Alguno de los 1,7 millones de diferentes tipos humanos que existen, puede ser identificado utilizando la más importante herramienta del mundo de medida del comportamiento. Un gerente normal es capaz de comprender, sólo con su instinto, alrededor de un 15 ó 30% de tipos humanos. Esta es una de las razones por las que fracasa el reclutamiento, porque los gerentes intentan (probablemente sin intención) reclutar personas a su propia imagen. En cambio, si fuéramos capaces de aprender a identificar el tipo de persona que con más probabilidad puede tener éxito en un puesto de trabajo y luego comparar a los candidatos con este requerimiento, seguro que seríamos capaces de reducir el número de errores muy caros y aumentaríamos la eficacia de nuestros equipos.
Igualmente, si nosotros podemos mejorar nuestra comprensión sobre cómo actúan las personas en el entorno laboral y cómo necesitan ser dirigidas, mejoraremos la efectividad de gestión y la motivación de nuestros empleados.
Reclutamiento y gestión de empleados pueden ser sustancialmente mejorados con la utilización de una simple herramienta sicométrica a través de la cual, podemos comprender, rápida y fácilmente, a todos los tipos de personas con las que entremos en contacto. El gerente que la utiliza, raramente tendrá que “dar órdenes” y se beneficiará de varios niveles de interacción e iniciativa de su plantilla. La vida se vuelve, de lejos, más fácil, más interesante y con más recompensas, que a aquellos de nosotros que sólo conectamos con el 15 ó 30% de las personas con las que entramos en contacto.
Las personas somos como animales complejos que deberíamos llegar con un manual del usuario. Desafortunadamente, la gente no llega con este tipo de instrucciones pero hay métodos para obtener una serie de pautas razonables que nos faciliten dirigir como gerentes a cualquier tipo de ser humano.
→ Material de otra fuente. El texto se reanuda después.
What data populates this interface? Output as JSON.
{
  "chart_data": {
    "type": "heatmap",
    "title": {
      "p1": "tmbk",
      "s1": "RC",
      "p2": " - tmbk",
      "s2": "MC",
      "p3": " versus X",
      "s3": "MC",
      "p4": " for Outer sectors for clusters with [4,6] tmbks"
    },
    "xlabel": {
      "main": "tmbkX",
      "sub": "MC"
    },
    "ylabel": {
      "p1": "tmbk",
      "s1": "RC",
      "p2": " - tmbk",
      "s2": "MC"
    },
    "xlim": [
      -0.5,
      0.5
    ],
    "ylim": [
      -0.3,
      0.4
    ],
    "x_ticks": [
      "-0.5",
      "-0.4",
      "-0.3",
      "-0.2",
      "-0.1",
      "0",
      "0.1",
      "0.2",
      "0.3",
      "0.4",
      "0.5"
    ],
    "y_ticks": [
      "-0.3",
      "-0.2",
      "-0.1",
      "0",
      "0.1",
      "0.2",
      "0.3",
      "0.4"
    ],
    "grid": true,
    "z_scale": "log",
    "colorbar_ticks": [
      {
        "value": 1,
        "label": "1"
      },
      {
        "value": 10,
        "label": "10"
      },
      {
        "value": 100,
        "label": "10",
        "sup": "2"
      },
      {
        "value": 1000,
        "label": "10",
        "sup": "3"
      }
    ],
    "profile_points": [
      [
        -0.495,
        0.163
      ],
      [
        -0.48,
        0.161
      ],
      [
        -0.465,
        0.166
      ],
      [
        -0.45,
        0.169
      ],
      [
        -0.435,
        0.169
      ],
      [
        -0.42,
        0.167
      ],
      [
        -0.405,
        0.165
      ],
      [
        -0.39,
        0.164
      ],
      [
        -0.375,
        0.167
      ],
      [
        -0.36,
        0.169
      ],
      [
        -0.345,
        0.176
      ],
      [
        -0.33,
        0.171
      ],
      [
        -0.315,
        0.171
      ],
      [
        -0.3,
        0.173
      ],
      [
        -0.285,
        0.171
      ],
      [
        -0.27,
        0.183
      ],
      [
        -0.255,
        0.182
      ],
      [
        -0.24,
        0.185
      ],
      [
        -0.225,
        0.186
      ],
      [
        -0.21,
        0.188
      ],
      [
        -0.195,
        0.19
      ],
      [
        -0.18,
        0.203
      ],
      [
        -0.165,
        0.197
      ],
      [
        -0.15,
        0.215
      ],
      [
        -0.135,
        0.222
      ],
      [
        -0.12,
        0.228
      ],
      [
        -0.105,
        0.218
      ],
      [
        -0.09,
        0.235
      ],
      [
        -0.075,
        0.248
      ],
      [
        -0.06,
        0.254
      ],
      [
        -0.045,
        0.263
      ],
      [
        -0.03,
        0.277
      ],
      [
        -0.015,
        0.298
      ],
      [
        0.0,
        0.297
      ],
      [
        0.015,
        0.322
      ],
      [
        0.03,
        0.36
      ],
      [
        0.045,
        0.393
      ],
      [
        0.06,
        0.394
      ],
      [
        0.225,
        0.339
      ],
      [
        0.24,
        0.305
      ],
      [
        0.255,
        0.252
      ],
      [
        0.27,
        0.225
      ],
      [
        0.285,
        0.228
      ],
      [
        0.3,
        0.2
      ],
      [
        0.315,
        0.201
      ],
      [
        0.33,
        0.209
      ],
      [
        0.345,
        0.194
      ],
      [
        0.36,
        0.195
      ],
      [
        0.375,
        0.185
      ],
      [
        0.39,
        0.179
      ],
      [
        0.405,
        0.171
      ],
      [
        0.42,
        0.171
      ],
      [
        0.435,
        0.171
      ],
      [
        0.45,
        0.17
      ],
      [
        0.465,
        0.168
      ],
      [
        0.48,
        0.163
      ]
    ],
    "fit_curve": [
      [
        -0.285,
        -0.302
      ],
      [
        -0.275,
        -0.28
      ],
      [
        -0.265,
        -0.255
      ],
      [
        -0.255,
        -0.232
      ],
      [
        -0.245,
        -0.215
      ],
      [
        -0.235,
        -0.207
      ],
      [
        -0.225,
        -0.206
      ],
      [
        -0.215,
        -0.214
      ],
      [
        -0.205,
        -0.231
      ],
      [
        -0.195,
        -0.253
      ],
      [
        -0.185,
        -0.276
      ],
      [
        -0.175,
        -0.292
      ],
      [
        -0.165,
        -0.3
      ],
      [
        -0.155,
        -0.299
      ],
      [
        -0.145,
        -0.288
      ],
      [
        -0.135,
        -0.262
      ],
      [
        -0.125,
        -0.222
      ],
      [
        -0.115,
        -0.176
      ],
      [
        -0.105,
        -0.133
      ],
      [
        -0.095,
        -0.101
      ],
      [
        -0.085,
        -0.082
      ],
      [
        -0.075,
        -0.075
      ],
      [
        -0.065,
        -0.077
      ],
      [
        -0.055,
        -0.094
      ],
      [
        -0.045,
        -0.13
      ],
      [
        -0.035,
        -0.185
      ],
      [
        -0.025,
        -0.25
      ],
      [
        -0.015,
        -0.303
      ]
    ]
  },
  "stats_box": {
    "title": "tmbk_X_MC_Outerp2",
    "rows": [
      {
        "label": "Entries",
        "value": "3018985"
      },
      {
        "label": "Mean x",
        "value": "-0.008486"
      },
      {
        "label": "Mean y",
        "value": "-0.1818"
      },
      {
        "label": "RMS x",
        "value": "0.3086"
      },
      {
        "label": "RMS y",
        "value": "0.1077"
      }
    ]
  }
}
Un instrumento como el Estudio de la Personalidad proporciona rutinariamente esa información en 15 ó 20 minutos y no es preciso ser licenciado para utilizarlo.
Además de explicar detalladamente cómo dirigir a un individuo de manera que haya beneficio para todos, se facilita su potencial para posibles futuros puestos de gerencia y ventas.
Llegar a tener esta habilidad por el método habitual de deducción empírica toma al menos tres meses al gerente normal. Tres meses de salario representa mucho dinero, sin contar con cualquier otra consideración de eficacia o productividad.
Los arquitectos, constructores, carpinteros, etc., todos están de acuerdo en que antes de hacer cualquier tipo de cambio del entorno, hay que tomar medidas de lo que ya existe. Podemos aplicar un axioma similar para la gente. Antes de intentar cambiar su manera de ser, o la forma en la que trabajan, primero conviene medir cómo son y después utilizar lo mejor de cada uno.
Por ahora, usted ha comprendido que estos son los primeros pasos para hacer un equipo eficaz y duradero. En el vertiginoso mundo de hoy donde la gente cambia de trabajo frecuentemente y se necesita formar equipos para llegar a los requisitos de algunos proyectos específicos, debemos ser capaces de cambiar rápidamente la puesta en marcha de los equipos para obtener ventajas de las condiciones del mercado. Entonces, el Estudio de la Personalidad, es aún más importante como instrumento de dirección, porque nos ayudará éticamente, de manera eficiente y rápida a evaluar a aquellos que dirigimos y adaptar nuestro estilo de dirección a cada circunstancia. Utilizar herramientas de dirección bien confeccionadas, mejoran normalmente los resultados finales un 25%, por lo que seguramente merece la pena “echarlas un vistazo”.
Hoy en día no hay ninguna duda sobre que obtener lo mejor de nuestra gente es uno de los mayores retos de los gerentes, si además sabemos hacer medianamente bien nuestro trabajo y disponemos de las herramientas correctas, las personas que dirigimos se vuelven un recurso importante, no una responsabilidad.